This weekend I thought why not pamper my sweet tooth a bit. Good reason for this is - one of my friends Mom e-mailed me last week with lots of good wishes and a saying –“Life is uncertain. Eat dessert first.” And she sent this beautiful Mexican dessert recipe which she called cinnamon coconut custard. I thought it’s good to be sweet sometimes so I recreate it in my kitchen and it was wonderful with a prominent cinnamon flavor. I am sure you will love this light creamy dessert and specially after a spicy main course.
Sugar 1 cup (more or less according to choice)
Cinnamon sticks 1 inch
Cinnamon powder 3 pinch
Dry shredded coconut 1 cup
Milk 2 cups
Whipped cream 6 tablespoon(optional)
Chopped almond 2 table spoon toasted(optional)

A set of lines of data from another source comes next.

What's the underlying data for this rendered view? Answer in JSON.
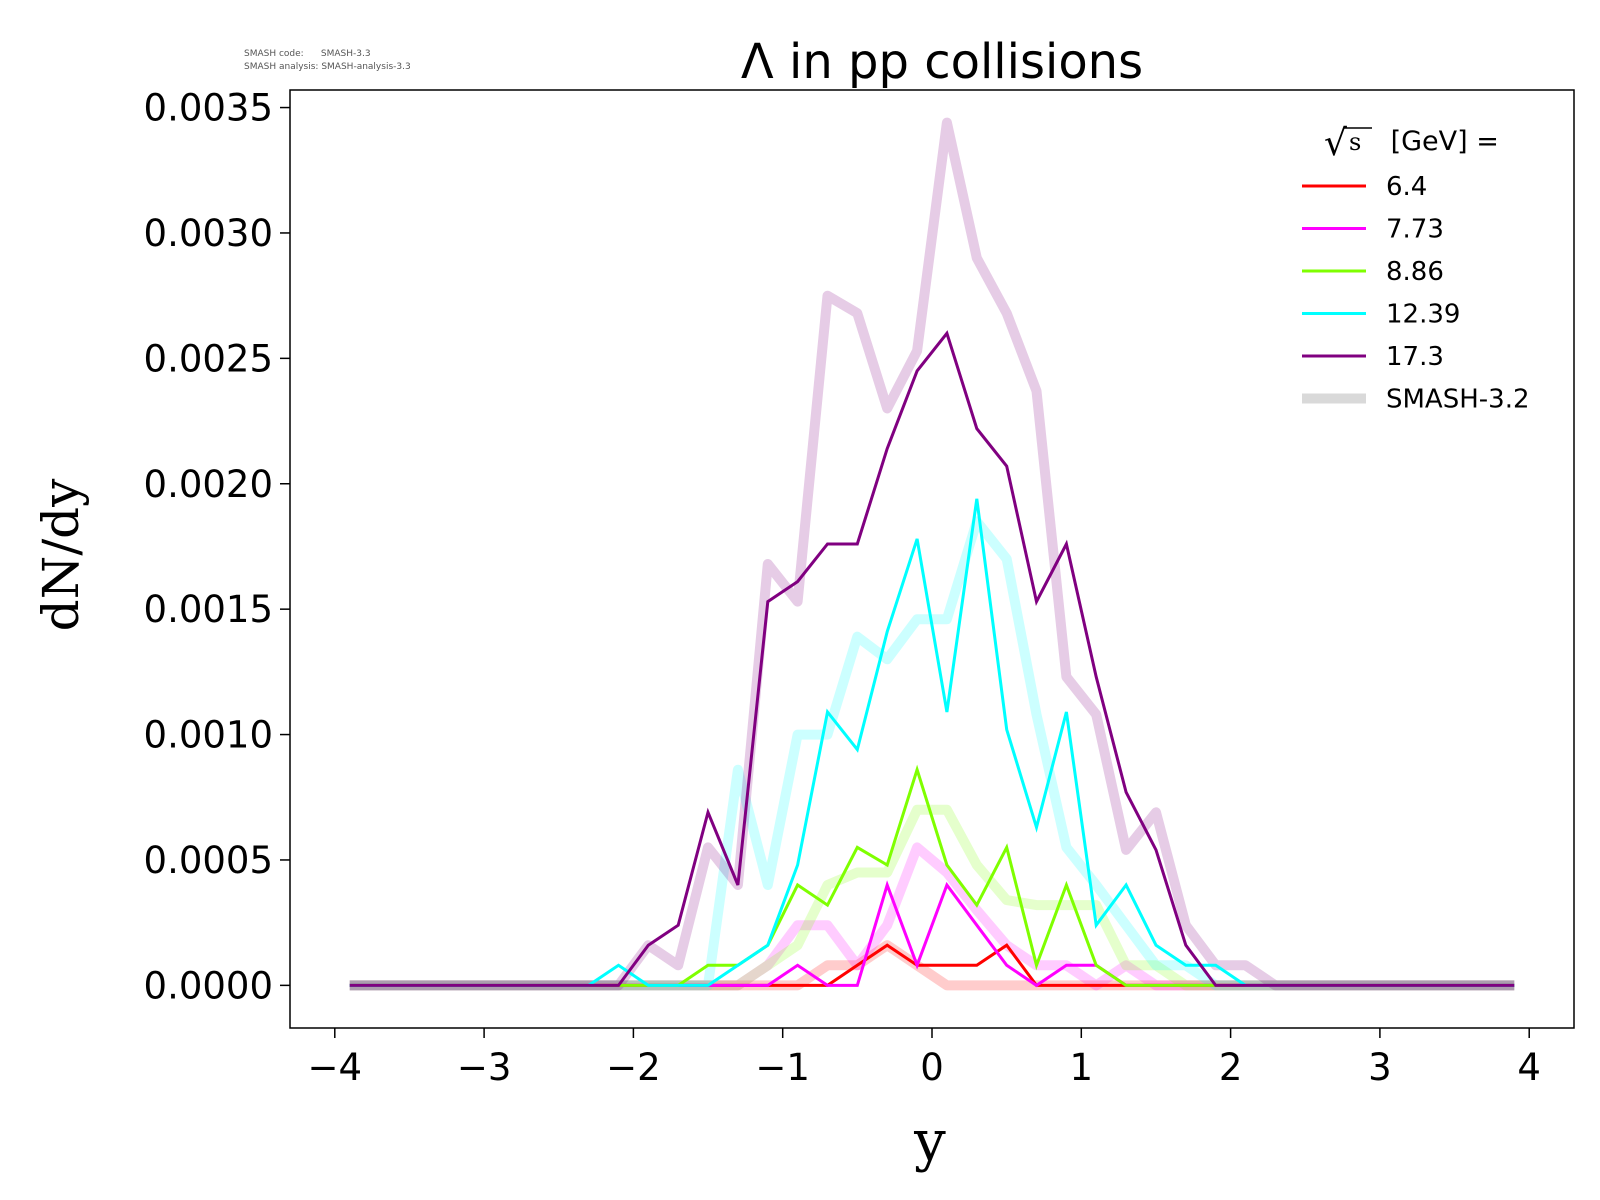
{
  "meta": {
    "code_label": "SMASH code:",
    "code_value": "SMASH-3.3",
    "analysis_label": "SMASH analysis:",
    "analysis_value": "SMASH-analysis-3.3"
  },
  "chart_data": {
    "type": "line",
    "title_symbol": "Λ",
    "title_rest": " in pp collisions",
    "xlabel": "y",
    "ylabel": "dN/dy",
    "xlim": [
      -4.3,
      4.3
    ],
    "ylim": [
      -0.00017,
      0.00357
    ],
    "xticks": [
      -4,
      -3,
      -2,
      -1,
      0,
      1,
      2,
      3,
      4
    ],
    "xtick_labels": [
      "−4",
      "−3",
      "−2",
      "−1",
      "0",
      "1",
      "2",
      "3",
      "4"
    ],
    "yticks": [
      0.0,
      0.0005,
      0.001,
      0.0015,
      0.002,
      0.0025,
      0.003,
      0.0035
    ],
    "ytick_labels": [
      "0.0000",
      "0.0005",
      "0.0010",
      "0.0015",
      "0.0020",
      "0.0025",
      "0.0030",
      "0.0035"
    ],
    "legend": {
      "title_suffix": " [GeV] =",
      "title_symbol": "s",
      "position": "top-right"
    },
    "x": [
      -3.9,
      -3.7,
      -3.5,
      -3.3,
      -3.1,
      -2.9,
      -2.7,
      -2.5,
      -2.3,
      -2.1,
      -1.9,
      -1.7,
      -1.5,
      -1.3,
      -1.1,
      -0.9,
      -0.7,
      -0.5,
      -0.3,
      -0.1,
      0.1,
      0.3,
      0.5,
      0.7,
      0.9,
      1.1,
      1.3,
      1.5,
      1.7,
      1.9,
      2.1,
      2.3,
      2.5,
      2.7,
      2.9,
      3.1,
      3.3,
      3.5,
      3.7,
      3.9
    ],
    "series": [
      {
        "name": "6.4",
        "color": "#ff0000",
        "kind": "current",
        "values": [
          0,
          0,
          0,
          0,
          0,
          0,
          0,
          0,
          0,
          0,
          0,
          0,
          0,
          0,
          0,
          0,
          0,
          8e-05,
          0.00016,
          8e-05,
          8e-05,
          8e-05,
          0.00016,
          0,
          0,
          0,
          0,
          0,
          0,
          0,
          0,
          0,
          0,
          0,
          0,
          0,
          0,
          0,
          0,
          0
        ]
      },
      {
        "name": "7.73",
        "color": "#ff00ff",
        "kind": "current",
        "values": [
          0,
          0,
          0,
          0,
          0,
          0,
          0,
          0,
          0,
          0,
          0,
          0,
          0,
          0,
          0,
          8e-05,
          0,
          0,
          0.0004,
          8e-05,
          0.0004,
          0.00024,
          8e-05,
          0,
          8e-05,
          8e-05,
          0,
          0,
          0,
          0,
          0,
          0,
          0,
          0,
          0,
          0,
          0,
          0,
          0,
          0
        ]
      },
      {
        "name": "8.86",
        "color": "#7fff00",
        "kind": "current",
        "values": [
          0,
          0,
          0,
          0,
          0,
          0,
          0,
          0,
          0,
          0,
          0,
          0,
          8e-05,
          8e-05,
          0.00016,
          0.0004,
          0.00032,
          0.00055,
          0.00048,
          0.00086,
          0.00048,
          0.00032,
          0.00055,
          8e-05,
          0.0004,
          8e-05,
          0,
          0,
          0,
          0,
          0,
          0,
          0,
          0,
          0,
          0,
          0,
          0,
          0,
          0
        ]
      },
      {
        "name": "12.39",
        "color": "#00ffff",
        "kind": "current",
        "values": [
          0,
          0,
          0,
          0,
          0,
          0,
          0,
          0,
          0,
          8e-05,
          0,
          0,
          0,
          8e-05,
          0.00016,
          0.00048,
          0.00109,
          0.00094,
          0.00141,
          0.00178,
          0.00109,
          0.00194,
          0.00102,
          0.00063,
          0.00109,
          0.00024,
          0.0004,
          0.00016,
          8e-05,
          8e-05,
          0,
          0,
          0,
          0,
          0,
          0,
          0,
          0,
          0,
          0
        ]
      },
      {
        "name": "17.3",
        "color": "#800080",
        "kind": "current",
        "values": [
          0,
          0,
          0,
          0,
          0,
          0,
          0,
          0,
          0,
          0,
          0.00016,
          0.00024,
          0.00069,
          0.0004,
          0.00153,
          0.00161,
          0.00176,
          0.00176,
          0.00214,
          0.00245,
          0.0026,
          0.00222,
          0.00207,
          0.00153,
          0.00176,
          0.00123,
          0.00077,
          0.00054,
          0.00016,
          0,
          0,
          0,
          0,
          0,
          0,
          0,
          0,
          0,
          0,
          0
        ]
      },
      {
        "name": "6.4 (SMASH-3.2)",
        "color": "#ff0000",
        "kind": "reference",
        "values": [
          0,
          0,
          0,
          0,
          0,
          0,
          0,
          0,
          0,
          0,
          0,
          0,
          0,
          0,
          0,
          0,
          8e-05,
          8e-05,
          0.00016,
          8e-05,
          0,
          0,
          0,
          0,
          0,
          0,
          0,
          0,
          0,
          0,
          0,
          0,
          0,
          0,
          0,
          0,
          0,
          0,
          0,
          0
        ]
      },
      {
        "name": "7.73 (SMASH-3.2)",
        "color": "#ff00ff",
        "kind": "reference",
        "values": [
          0,
          0,
          0,
          0,
          0,
          0,
          0,
          0,
          0,
          0,
          0,
          0,
          0,
          0,
          8e-05,
          0.00024,
          0.00024,
          8e-05,
          0.00024,
          0.00055,
          0.00045,
          0.0003,
          0.00016,
          8e-05,
          8e-05,
          0,
          8e-05,
          0,
          0,
          0,
          0,
          0,
          0,
          0,
          0,
          0,
          0,
          0,
          0,
          0
        ]
      },
      {
        "name": "8.86 (SMASH-3.2)",
        "color": "#7fff00",
        "kind": "reference",
        "values": [
          0,
          0,
          0,
          0,
          0,
          0,
          0,
          0,
          0,
          0,
          0,
          0,
          0,
          0,
          8e-05,
          0.00016,
          0.0004,
          0.00045,
          0.00045,
          0.0007,
          0.0007,
          0.00048,
          0.00034,
          0.00032,
          0.00032,
          0.00032,
          8e-05,
          8e-05,
          0,
          0,
          0,
          0,
          0,
          0,
          0,
          0,
          0,
          0,
          0,
          0
        ]
      },
      {
        "name": "12.39 (SMASH-3.2)",
        "color": "#00ffff",
        "kind": "reference",
        "values": [
          0,
          0,
          0,
          0,
          0,
          0,
          0,
          0,
          0,
          0,
          0,
          0,
          0,
          0.00086,
          0.0004,
          0.001,
          0.001,
          0.00139,
          0.0013,
          0.00146,
          0.00146,
          0.00185,
          0.0017,
          0.00108,
          0.00055,
          0.0004,
          0.00024,
          8e-05,
          8e-05,
          0,
          0,
          0,
          0,
          0,
          0,
          0,
          0,
          0,
          0,
          0
        ]
      },
      {
        "name": "17.3 (SMASH-3.2)",
        "color": "#800080",
        "kind": "reference",
        "values": [
          0,
          0,
          0,
          0,
          0,
          0,
          0,
          0,
          0,
          0,
          0.00016,
          8e-05,
          0.00055,
          0.0004,
          0.00168,
          0.00153,
          0.00275,
          0.00268,
          0.0023,
          0.00253,
          0.00344,
          0.0029,
          0.00268,
          0.00237,
          0.00123,
          0.00108,
          0.00054,
          0.00069,
          0.00024,
          8e-05,
          8e-05,
          0,
          0,
          0,
          0,
          0,
          0,
          0,
          0,
          0
        ]
      }
    ],
    "legend_entries": [
      {
        "label": "6.4",
        "color": "#ff0000",
        "style": "current"
      },
      {
        "label": "7.73",
        "color": "#ff00ff",
        "style": "current"
      },
      {
        "label": "8.86",
        "color": "#7fff00",
        "style": "current"
      },
      {
        "label": "12.39",
        "color": "#00ffff",
        "style": "current"
      },
      {
        "label": "17.3",
        "color": "#800080",
        "style": "current"
      },
      {
        "label": "SMASH-3.2",
        "color": "#d9d9d9",
        "style": "reference"
      }
    ]
  }
}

Chocolate sauce 1 table spoon(optional)
Put a pan on heat and boil milk with cinnamon sticks .Then add grated coconut and sugar. Continuously go on stirring for 10 minutes. This is a good exercise for hands if you want to shed few pounds while cooking and then gain few having it ( hahaha)! Put off the flame and let it cool down completely then take off the cinnamon sticks from it. Meanwhile take a bowl and take four eggs in it with a pinch of cinnamon powder. Whisk well. Add the prepared coconut in it . Mix well. Now grease a baking dish and pour the whole mixture in it. Bake at 375 degree for 10 minutes or till done. Take out let it cool down top with whipped cream and almond flakes and drip chocolate sauce and make any design of your choice and sprinkle cinnamon powder on top .Those who can show the courage to skip this tempting part please do so though I must admit I fall weak and even can’t wait to put it in the refrigerator and then have it, but for you do serve this delicious Mexican Cinnamon Coconut Custard after giving a half hour rest in the refrigerator.